Therapeutisches Reiten an unserer Schule

Jeden Donnerstagnachmittag dürfen vier Schüler über einen Zeitraum von 10 Wochen am therapeutischen Reiten teilnehmen. Dieses Angebot wird von unserem Förderverein finanziell unterstützt und findet in Kooperation mit dem Verein „Pferdecamp-Live e.V.“ in Weiler statt.

Das therapeutische Reiten beinhaltet nicht nur das Reiten auf dem Pferd. Im Mittelpunkt steht die Beziehung zum Pferd, der Umgang mit ihm und seine Pflege. Der Schwerpunkt des therapeutischen oder heilpädagogischen Reitens liegt in der individuellen Entwicklung der Kinder und nicht auf den reiterlichen Fähigkeiten.

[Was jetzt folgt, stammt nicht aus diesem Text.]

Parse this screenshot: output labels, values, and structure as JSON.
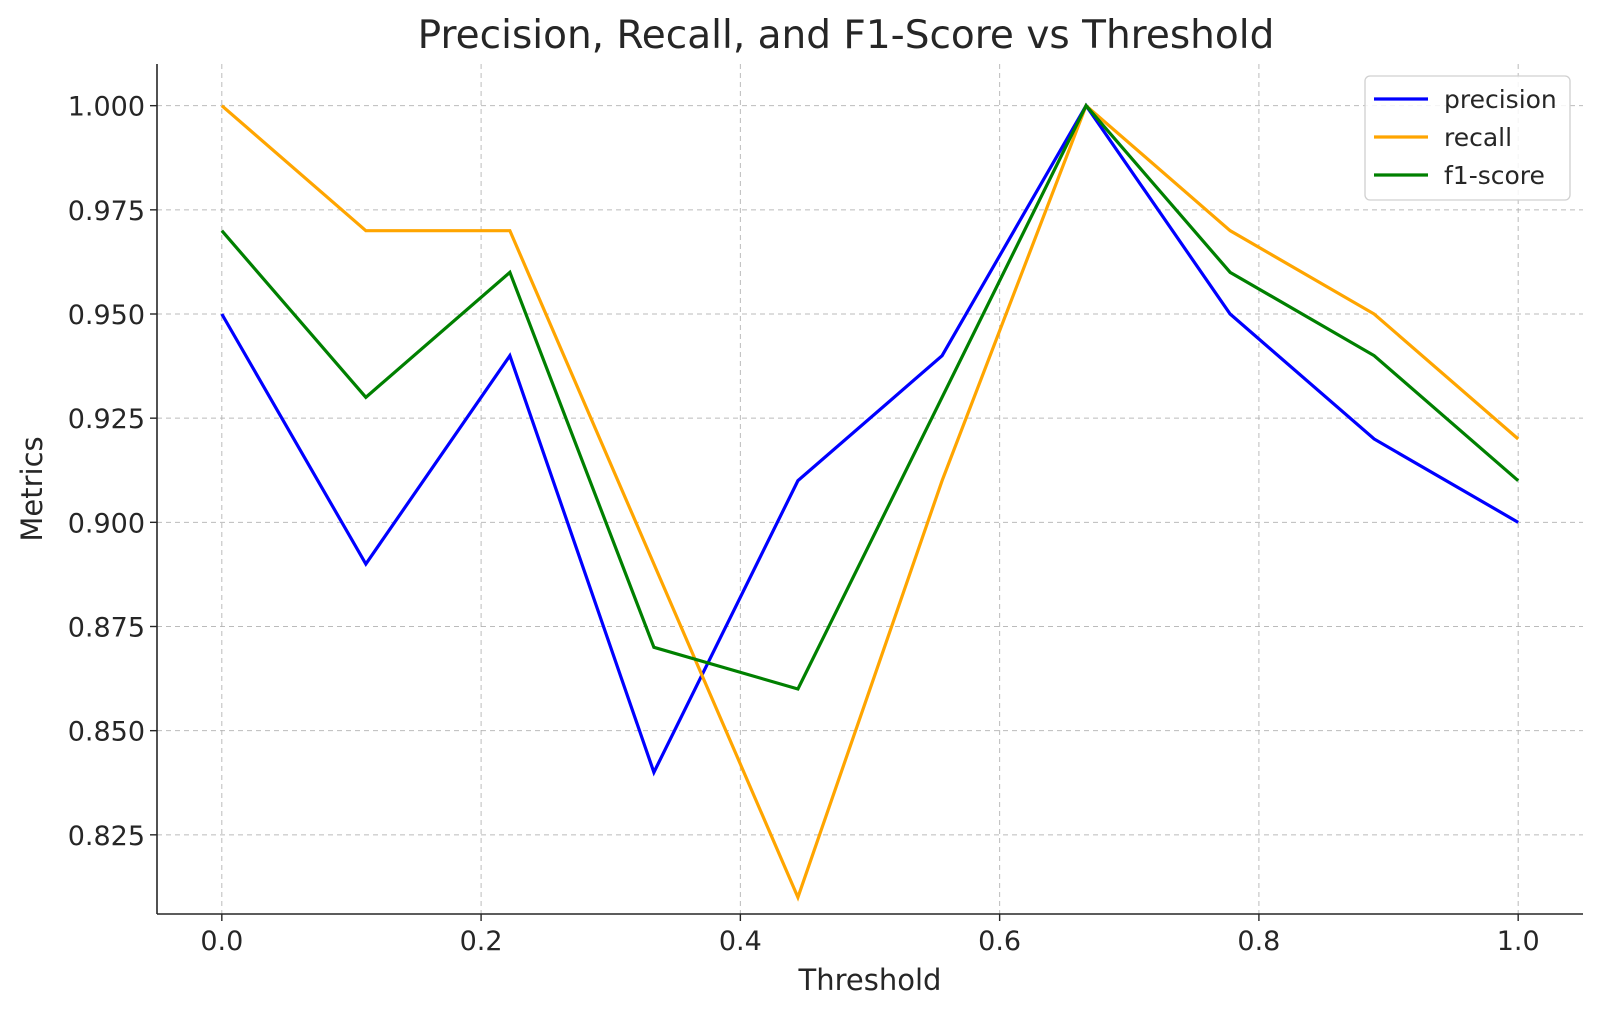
{
  "chart_data": {
    "type": "line",
    "title": "Precision, Recall, and F1-Score vs Threshold",
    "xlabel": "Threshold",
    "ylabel": "Metrics",
    "x": [
      0.0,
      0.1111,
      0.2222,
      0.3333,
      0.4444,
      0.5556,
      0.6667,
      0.7778,
      0.8889,
      1.0
    ],
    "xlim": [
      -0.05,
      1.05
    ],
    "ylim": [
      0.806,
      1.01
    ],
    "xticks": [
      0.0,
      0.2,
      0.4,
      0.6,
      0.8,
      1.0
    ],
    "xtick_labels": [
      "0.0",
      "0.2",
      "0.4",
      "0.6",
      "0.8",
      "1.0"
    ],
    "yticks": [
      0.825,
      0.85,
      0.875,
      0.9,
      0.925,
      0.95,
      0.975,
      1.0
    ],
    "ytick_labels": [
      "0.825",
      "0.850",
      "0.875",
      "0.900",
      "0.925",
      "0.950",
      "0.975",
      "1.000"
    ],
    "grid": true,
    "legend_position": "top-right",
    "series": [
      {
        "name": "precision",
        "color": "#0000ff",
        "values": [
          0.95,
          0.89,
          0.94,
          0.84,
          0.91,
          0.94,
          1.0,
          0.95,
          0.92,
          0.9
        ]
      },
      {
        "name": "recall",
        "color": "#ffa500",
        "values": [
          1.0,
          0.97,
          0.97,
          0.89,
          0.81,
          0.91,
          1.0,
          0.97,
          0.95,
          0.92
        ]
      },
      {
        "name": "f1-score",
        "color": "#008000",
        "values": [
          0.97,
          0.93,
          0.96,
          0.87,
          0.86,
          0.93,
          1.0,
          0.96,
          0.94,
          0.91
        ]
      }
    ]
  }
}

Nach unserer Ankunft holen wir zunächst gemeinsam mit der Reittherapeutin die Pferde von der Koppel. Am Putzplatz werden die Pferde angebunden. Die Kinder holen ihre Putzeimer und lernen die unterschiedlichen Bürsten richtig zu benutzen und die Hufe auszukratzen. Dabei werden die Kinder immer geschickter und trauen sich immer mehr alleine zu. Sie lernen auch schnell was dem Pferd gefällt und was nicht und wo sie Rücksicht nehmen müssen.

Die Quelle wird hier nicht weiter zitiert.